Enfin le calme
Avec le départ de Benjamin Netanyahou et sa famille de la résidence ministérielle de la rue Balfour, à Jérusalem, l’atmosphère dans laquelle nous vivons n’est plus la même, l’air que nous respirons est différent. A part les «bibistes» [partisans de Netanyahou] fanatiques – et ils sont nombreux –, les Israéliens et Israéliennes de gauche comme de droite apprécient avant tout le calme qui accompagne le changement de gouvernement. Finis (pour l’instant) les hurlements de Sarah Netanyahou, les déclarations ordurières quotidiennes de son voyou de fils, le squat hebdomadaire de l’ex-premier ministre aux heures de grande écoute à la télévision, où il déversait pompeusement des mensonges éhontés sur ses prétendus succès «uniques au monde».

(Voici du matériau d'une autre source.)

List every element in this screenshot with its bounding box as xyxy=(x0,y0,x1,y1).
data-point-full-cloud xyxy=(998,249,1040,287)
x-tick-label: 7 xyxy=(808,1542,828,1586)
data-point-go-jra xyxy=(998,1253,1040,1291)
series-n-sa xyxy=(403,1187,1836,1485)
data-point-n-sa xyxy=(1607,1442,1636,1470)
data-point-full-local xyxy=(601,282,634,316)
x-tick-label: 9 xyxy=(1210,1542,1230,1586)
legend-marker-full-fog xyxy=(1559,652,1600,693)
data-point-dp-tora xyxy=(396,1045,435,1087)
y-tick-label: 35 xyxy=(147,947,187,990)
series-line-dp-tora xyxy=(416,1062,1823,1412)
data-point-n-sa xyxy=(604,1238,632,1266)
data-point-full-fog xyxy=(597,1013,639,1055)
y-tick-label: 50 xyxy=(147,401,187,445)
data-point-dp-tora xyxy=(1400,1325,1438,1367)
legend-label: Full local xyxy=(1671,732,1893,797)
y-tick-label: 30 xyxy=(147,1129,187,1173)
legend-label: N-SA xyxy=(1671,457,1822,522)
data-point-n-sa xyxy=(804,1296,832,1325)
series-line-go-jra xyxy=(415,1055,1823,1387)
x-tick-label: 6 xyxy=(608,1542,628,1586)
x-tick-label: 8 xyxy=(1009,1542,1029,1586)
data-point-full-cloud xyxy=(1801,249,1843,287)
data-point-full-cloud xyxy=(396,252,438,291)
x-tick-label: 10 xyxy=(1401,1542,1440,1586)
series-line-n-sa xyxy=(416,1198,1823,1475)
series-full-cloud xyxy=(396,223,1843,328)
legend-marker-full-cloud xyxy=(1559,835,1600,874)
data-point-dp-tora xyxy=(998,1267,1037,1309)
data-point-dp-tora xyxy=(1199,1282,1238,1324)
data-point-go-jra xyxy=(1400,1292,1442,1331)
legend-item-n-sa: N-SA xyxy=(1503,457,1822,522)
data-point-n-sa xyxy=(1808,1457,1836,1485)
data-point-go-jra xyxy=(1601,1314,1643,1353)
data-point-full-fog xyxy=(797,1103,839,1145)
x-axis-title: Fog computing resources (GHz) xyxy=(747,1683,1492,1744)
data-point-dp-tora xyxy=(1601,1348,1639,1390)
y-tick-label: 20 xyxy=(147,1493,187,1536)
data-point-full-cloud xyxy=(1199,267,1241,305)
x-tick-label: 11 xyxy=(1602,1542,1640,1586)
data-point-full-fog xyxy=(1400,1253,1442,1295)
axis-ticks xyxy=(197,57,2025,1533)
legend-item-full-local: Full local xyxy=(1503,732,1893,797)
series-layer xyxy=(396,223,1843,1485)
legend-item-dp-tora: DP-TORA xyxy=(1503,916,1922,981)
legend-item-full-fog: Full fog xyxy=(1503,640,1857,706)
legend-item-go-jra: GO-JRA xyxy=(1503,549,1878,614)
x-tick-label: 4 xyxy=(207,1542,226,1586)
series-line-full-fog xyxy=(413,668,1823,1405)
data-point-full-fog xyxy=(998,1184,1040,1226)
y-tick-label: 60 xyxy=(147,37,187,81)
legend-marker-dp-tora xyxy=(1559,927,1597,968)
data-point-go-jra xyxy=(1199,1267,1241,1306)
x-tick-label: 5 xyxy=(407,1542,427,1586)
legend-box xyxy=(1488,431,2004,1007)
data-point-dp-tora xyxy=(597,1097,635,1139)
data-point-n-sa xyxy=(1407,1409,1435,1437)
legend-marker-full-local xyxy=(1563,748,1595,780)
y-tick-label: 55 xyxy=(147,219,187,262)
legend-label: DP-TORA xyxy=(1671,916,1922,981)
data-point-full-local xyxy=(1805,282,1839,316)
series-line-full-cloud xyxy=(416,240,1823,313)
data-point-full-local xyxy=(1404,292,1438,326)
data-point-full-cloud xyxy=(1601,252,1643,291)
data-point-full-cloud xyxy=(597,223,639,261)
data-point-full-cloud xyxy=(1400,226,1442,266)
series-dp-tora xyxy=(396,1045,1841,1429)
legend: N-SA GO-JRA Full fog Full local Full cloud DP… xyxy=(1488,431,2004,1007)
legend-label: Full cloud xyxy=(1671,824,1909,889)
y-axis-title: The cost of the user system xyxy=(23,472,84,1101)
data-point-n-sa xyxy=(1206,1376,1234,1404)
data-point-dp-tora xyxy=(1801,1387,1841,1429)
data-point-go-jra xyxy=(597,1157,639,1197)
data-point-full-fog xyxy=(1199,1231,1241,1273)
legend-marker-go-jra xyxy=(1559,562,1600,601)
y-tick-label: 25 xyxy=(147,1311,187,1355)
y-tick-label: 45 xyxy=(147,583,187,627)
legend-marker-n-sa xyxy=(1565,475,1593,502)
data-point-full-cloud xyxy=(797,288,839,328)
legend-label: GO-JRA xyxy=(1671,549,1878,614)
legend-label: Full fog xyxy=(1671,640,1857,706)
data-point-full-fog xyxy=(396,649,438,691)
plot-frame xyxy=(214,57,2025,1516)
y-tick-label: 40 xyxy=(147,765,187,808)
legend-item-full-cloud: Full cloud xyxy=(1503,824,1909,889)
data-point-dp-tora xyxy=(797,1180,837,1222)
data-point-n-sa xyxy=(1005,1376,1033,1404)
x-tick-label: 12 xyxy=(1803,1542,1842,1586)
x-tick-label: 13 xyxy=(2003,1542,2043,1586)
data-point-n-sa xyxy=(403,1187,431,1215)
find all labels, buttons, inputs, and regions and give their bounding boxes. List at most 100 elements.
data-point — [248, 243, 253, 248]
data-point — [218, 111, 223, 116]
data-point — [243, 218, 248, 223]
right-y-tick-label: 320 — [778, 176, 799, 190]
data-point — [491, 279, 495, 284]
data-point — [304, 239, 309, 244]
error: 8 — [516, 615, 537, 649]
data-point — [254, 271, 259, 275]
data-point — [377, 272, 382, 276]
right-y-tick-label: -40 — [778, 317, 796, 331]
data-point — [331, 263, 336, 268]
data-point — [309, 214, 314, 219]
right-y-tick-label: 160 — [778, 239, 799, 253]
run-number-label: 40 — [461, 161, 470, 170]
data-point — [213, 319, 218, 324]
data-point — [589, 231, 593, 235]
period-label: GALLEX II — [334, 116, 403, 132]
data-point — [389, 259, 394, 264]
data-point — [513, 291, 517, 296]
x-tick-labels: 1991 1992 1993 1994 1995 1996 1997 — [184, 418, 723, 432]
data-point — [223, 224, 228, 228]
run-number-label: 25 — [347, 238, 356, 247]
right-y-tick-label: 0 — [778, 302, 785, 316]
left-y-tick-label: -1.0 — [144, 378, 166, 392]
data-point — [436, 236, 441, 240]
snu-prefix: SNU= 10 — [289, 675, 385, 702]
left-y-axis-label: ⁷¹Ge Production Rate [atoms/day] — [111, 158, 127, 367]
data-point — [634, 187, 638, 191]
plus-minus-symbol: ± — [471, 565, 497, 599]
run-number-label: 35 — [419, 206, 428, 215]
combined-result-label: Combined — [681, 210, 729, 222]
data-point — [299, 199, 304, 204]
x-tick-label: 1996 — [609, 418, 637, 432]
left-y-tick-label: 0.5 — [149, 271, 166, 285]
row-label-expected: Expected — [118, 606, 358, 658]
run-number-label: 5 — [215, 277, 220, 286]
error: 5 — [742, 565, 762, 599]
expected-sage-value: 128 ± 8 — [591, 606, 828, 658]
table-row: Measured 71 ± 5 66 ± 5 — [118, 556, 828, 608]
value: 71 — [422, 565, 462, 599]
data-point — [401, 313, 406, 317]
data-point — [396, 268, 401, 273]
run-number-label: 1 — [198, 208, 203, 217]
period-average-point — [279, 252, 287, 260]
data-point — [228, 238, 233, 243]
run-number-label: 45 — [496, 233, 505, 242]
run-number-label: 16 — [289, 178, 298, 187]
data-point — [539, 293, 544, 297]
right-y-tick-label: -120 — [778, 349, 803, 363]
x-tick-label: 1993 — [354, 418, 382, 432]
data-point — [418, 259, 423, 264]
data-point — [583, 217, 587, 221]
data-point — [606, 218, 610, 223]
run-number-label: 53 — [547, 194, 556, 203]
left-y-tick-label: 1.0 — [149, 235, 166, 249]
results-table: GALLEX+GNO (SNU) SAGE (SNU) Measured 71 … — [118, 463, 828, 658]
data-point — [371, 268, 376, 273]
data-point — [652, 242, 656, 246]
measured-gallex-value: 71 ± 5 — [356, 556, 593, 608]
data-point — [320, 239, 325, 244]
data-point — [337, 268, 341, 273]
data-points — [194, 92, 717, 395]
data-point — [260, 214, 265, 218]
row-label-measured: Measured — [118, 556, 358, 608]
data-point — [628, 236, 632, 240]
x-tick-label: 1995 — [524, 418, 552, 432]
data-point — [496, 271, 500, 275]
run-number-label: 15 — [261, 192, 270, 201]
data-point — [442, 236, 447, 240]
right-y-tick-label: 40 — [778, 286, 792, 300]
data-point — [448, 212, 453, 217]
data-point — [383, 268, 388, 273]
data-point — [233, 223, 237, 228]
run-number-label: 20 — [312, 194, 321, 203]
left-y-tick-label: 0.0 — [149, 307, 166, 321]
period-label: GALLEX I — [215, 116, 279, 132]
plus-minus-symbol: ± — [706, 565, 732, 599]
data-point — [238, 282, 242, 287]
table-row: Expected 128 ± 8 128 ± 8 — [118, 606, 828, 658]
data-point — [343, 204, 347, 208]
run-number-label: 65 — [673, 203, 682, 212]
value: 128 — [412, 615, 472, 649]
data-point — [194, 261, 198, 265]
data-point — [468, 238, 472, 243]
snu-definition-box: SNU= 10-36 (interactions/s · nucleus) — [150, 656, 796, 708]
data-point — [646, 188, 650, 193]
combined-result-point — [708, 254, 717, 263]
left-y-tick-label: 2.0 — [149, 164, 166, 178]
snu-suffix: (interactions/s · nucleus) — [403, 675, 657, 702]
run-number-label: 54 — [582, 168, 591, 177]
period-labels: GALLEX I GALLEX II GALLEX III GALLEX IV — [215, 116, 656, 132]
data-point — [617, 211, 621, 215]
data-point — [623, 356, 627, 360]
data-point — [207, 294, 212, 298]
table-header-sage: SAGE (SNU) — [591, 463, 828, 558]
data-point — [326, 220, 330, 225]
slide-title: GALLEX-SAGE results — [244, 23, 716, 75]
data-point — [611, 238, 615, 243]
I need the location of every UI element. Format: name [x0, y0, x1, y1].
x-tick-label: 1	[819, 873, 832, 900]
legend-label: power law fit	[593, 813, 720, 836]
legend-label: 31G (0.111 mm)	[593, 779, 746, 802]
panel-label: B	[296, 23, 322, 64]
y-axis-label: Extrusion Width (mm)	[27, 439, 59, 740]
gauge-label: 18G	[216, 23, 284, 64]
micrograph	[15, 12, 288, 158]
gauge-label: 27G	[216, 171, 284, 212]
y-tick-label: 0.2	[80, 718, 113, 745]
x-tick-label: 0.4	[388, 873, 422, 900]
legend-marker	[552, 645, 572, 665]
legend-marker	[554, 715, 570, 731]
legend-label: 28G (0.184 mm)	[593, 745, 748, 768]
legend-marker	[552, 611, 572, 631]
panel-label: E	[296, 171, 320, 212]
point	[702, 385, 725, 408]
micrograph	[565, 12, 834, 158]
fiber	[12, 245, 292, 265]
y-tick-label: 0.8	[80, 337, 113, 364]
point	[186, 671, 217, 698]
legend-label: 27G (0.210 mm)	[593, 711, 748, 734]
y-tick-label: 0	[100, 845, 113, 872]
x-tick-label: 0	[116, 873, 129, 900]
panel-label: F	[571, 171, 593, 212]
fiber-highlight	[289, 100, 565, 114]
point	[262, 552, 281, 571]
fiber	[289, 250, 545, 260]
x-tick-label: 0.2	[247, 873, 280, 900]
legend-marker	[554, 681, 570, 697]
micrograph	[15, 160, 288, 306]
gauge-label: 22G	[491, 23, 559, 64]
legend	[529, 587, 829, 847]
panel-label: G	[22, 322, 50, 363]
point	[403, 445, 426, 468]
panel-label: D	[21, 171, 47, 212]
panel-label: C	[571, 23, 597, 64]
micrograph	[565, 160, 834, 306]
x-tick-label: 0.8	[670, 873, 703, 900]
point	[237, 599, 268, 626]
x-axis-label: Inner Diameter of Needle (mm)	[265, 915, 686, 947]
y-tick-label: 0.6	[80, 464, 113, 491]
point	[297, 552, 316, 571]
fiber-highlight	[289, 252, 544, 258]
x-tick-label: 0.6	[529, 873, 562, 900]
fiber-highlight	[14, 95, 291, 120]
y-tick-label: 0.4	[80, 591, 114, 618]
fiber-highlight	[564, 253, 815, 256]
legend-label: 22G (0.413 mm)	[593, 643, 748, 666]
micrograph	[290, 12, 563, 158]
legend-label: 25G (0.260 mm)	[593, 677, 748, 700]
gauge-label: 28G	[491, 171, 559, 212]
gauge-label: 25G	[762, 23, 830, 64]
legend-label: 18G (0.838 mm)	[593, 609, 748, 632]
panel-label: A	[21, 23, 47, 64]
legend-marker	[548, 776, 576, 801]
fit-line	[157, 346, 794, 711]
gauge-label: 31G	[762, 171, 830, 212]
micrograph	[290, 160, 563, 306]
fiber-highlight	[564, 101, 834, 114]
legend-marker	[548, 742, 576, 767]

Pour Netanyahou, faits et fantasmes se sont toujours entremêlés: un jour narrant ses rencontres avec les soldats britanniques en Palestine – alors qu’il est né après leur départ –, le lendemain avançant que sans lui, Tel Aviv ne serait qu’une petite bourgade sous-développée. Et confondant souvent sa biographie avec celle de son frère «Yoni» [Yonatan Netanyahou], héros militaire mort en 1976 lors de l’opération de libération d’otages à Entebbe, en Ouganda.
Si l’on veut résumer en un mot les trop longues années de Benjamin Netanyahou au pouvoir, le terme «bruit» nous vient immédiatement à l’esprit. Excellent orateur, il a usé et abusé de la parole, à l’intérieur comme sur la scène internationale. Une parole souvent violente, qui a aiguillonné son électorat contre celles et ceux qui s’opposaient à sa politique et à son mode de vie corrompu. Aucune personnalité politique israélienne n’a autant que Netanyahou œuvré à la fragmentation du peuple israélien en camps antagonistes et hostiles.
Le fait que le nouveau gouvernement soit une vaste coalition allant de l’extrême droite (le premier ministre Naftali Benett) à la gauche sioniste (représentée par le parti Meretz) est la garantie d’une meilleure atmosphère dans le débat public, mais aussi d’une paralysie dans les relations israélo-palestiniennes. Vu ce qu’ont fait – et surtout pas fait – les gouvernements de centre-gauche au cours des décennies passées, on ne peut pas parler d’une régression. Mais de la poursuite d’une même politique de rapine coloniale et de violence sanglante.
Ayant repoussé ad aeternam les négociations sur la création d’un hypothétique Etat palestinien, le gouvernement Benett peut se consacrer à des réformes sociétales, longtemps negligées par Netanyahou. Le Meretz conjugué au sérieux de certains ministres travaillistes laissent espérer des avancées, y compris dans la qualité de vie de la minorité palestinienne d’Israël. Mais pour les Palestinien·nes de Gaza et de Cisjordanie, ce sera du pareil au même. A moins qu’ils et elles décident, comme ils ont su le faire dans le passé, de dire basta aux Israéliens. Et alors le bruit de la révolte mettra fin au silence qui, avouons-le, nous fait tant de bien.
Michel Warschawski est un militant anticolonialiste israélien, fondateur du Centre d’information alternative (Jérusalem/Bethléem).